Socotra Island Desert | WWF

Socotra Island Desert

About the Area

Socotra is the largest island in an archipelago that is fringed by coral reefs. It is only about 3,600 square km (1,400 square miles), stretching from the moister Hagghier Mountains that tower above the island's interior, to the arid broad plains along the coast.
The island is an important site of local endemism for reptiles, plants, and birds and is noted for its botanical uniqueness. It has approximately 215 endemic species of plants, out of which, 85 are nearly extinct.

Local Species
Socotra houses many unusual plants, including the Socotran pomegranate (Punica protopunica) and the Cucumber tree (Dendrosicyos) - the only representative of Cucurbitaceae known to grow as a tree. For centuries the island has been noted for its aloes as well as "dragon's blood" - a brilliant red resin extracted from the endemic Dragon tree (Dracaena cinnabari).

The island is also home to nine endemic plant genera, including Ballochia, Trichocalyx, Duvaliandra, Socotranthus, Haya, Lachnocapsa, Dendrosicyos, Placoda, and Nirarathamnos.

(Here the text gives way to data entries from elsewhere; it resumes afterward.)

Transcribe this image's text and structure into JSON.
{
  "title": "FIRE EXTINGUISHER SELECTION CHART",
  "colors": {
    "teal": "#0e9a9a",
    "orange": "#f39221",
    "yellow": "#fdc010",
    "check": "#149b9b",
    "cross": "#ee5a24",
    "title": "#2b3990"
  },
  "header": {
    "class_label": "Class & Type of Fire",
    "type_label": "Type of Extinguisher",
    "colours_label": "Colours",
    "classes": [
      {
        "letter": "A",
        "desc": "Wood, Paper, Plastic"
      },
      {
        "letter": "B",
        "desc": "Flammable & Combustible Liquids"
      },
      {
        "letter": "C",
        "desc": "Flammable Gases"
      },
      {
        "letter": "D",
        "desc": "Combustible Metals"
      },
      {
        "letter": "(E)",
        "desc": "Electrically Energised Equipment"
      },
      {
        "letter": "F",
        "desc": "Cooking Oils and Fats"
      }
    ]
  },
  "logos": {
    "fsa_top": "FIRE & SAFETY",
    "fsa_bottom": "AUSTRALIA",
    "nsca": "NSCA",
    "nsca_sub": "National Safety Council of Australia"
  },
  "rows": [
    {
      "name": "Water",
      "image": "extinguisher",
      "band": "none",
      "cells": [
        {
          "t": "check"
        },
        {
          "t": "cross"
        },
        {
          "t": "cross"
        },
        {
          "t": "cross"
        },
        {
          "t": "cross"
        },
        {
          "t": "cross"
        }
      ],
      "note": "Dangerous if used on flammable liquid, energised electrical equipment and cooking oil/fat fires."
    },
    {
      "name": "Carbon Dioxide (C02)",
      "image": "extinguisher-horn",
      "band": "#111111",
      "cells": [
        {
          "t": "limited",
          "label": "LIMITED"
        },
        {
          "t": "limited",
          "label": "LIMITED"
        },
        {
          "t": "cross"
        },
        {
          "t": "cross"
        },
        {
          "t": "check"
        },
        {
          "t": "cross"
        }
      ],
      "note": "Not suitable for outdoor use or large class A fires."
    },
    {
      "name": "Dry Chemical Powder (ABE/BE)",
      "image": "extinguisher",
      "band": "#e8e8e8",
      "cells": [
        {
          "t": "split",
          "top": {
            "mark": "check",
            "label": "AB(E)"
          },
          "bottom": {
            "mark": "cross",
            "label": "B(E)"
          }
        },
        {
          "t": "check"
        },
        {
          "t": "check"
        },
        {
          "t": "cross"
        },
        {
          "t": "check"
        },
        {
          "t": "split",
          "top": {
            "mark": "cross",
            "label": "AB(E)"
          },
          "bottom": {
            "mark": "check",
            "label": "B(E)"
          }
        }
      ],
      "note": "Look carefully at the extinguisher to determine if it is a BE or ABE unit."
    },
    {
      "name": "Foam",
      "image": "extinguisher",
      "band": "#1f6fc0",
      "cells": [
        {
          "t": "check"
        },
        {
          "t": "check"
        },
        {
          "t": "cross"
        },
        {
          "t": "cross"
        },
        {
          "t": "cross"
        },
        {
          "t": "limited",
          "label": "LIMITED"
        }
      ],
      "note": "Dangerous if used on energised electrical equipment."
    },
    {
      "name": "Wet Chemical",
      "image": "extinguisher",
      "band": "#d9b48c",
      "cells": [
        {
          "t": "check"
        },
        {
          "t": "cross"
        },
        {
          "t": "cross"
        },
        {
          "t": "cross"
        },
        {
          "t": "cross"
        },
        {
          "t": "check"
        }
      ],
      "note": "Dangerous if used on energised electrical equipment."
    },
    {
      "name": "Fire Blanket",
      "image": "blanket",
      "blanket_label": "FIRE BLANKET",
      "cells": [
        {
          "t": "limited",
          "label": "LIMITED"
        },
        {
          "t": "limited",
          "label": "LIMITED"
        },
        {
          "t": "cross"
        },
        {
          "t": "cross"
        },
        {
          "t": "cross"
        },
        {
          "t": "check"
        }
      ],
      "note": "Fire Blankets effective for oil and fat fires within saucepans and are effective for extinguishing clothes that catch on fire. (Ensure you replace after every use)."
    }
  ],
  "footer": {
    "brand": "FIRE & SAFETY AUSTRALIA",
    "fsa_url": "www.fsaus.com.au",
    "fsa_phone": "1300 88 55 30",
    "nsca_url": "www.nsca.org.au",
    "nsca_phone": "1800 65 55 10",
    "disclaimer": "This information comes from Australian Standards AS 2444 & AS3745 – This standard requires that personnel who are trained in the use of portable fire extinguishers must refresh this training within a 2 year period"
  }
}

Selected animal species include the Socotra leaf-toed gecko (Hemidactylus forbesii), Guichard's rock gecko (Pristurus guichardi), Blanford's rock gecko (P. insignis), and Socotra rock gecko (P. sokotranus).

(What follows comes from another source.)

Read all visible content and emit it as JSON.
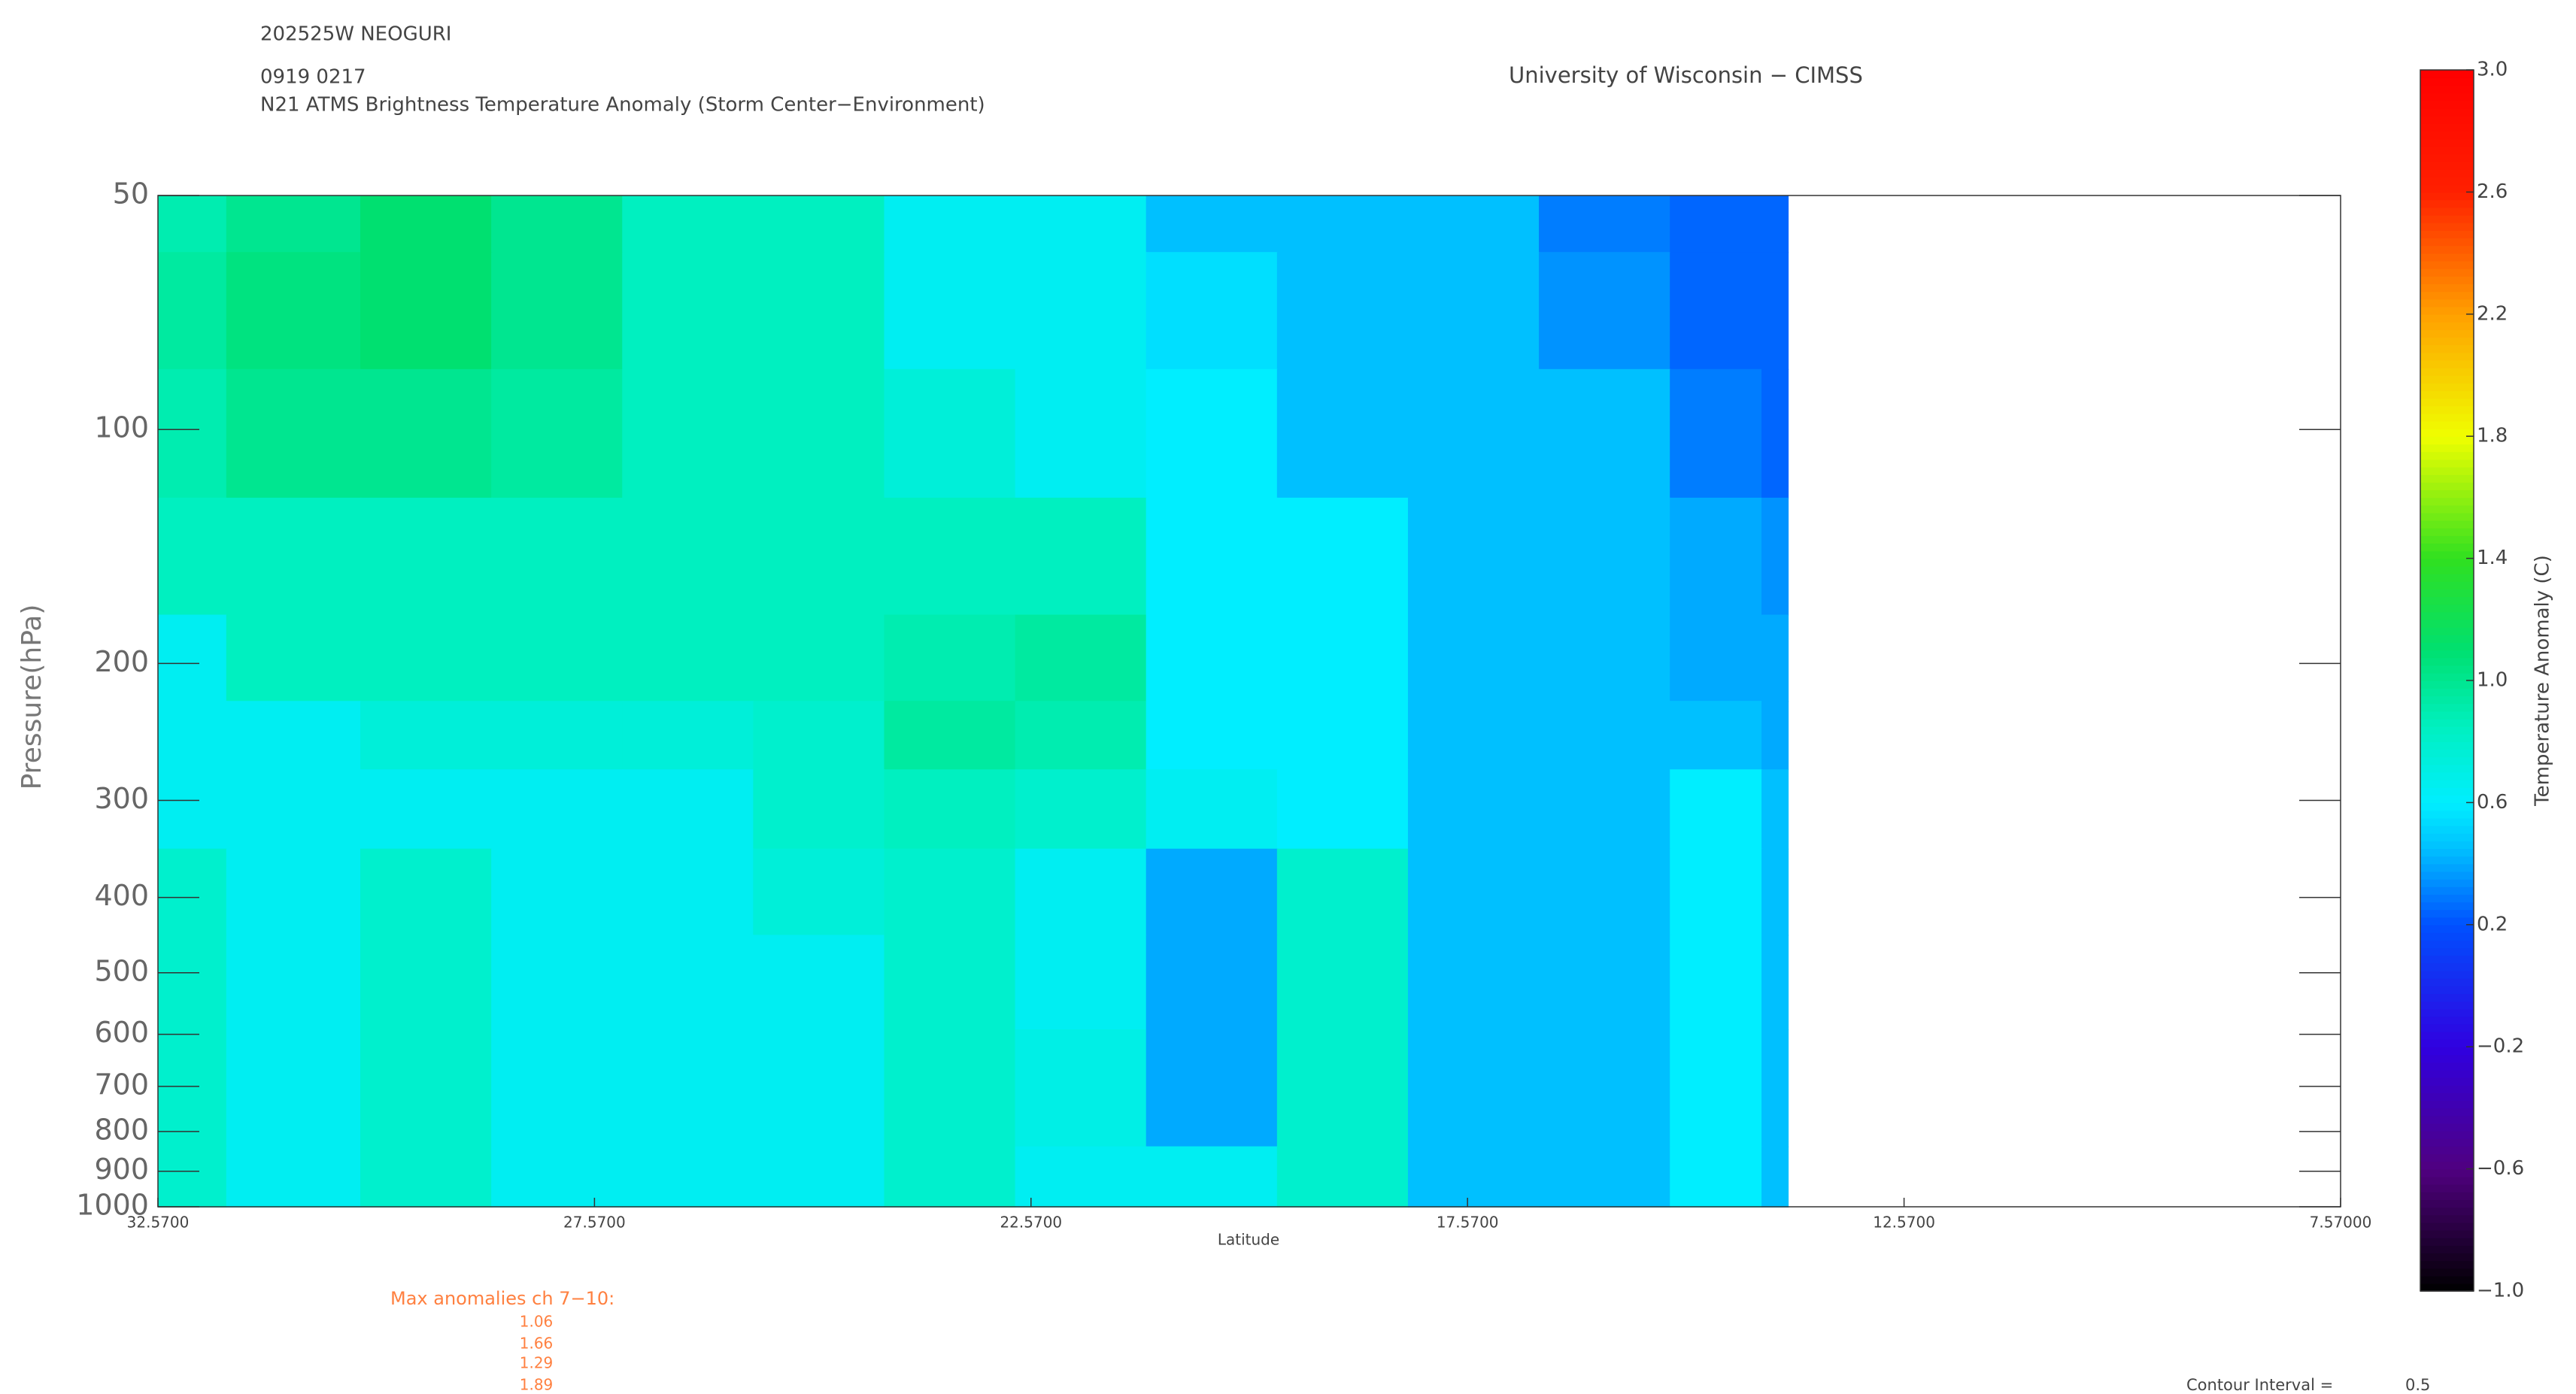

The island is also home to six endemic bird species, including Island cisticola (Cisticola haesitatus) and Socotra bunting (Emberiza socotrana).

A long history of settlement has given people ample time to degrade much of the habitat. Overgrazing by goats, fuelwood cutting, and potential new development projects threaten the native biota.


3,800 sq. km (1,500 sq. miles)

Habitat type:
Deserts and Xeric Shrublands

Geographic Location:
Island off the northeast coast of Africa (the Horn of Africa)

Conservation Status:

Quiz Time!

Why is the dragon tree so called?

This tree has been known around the world at least as long as people have believed in dragons. When the dragon's blood tree is cut down or one of its branches breaks off, it "bleeds" a dark red resin. Early Greek, Roman, and Arab civilisations believed that this liquid had medical benefits, and in the 1700s Italians used it to stain wood used in making violins. Today, dragon's blood is still sometimes used in special photographic processes.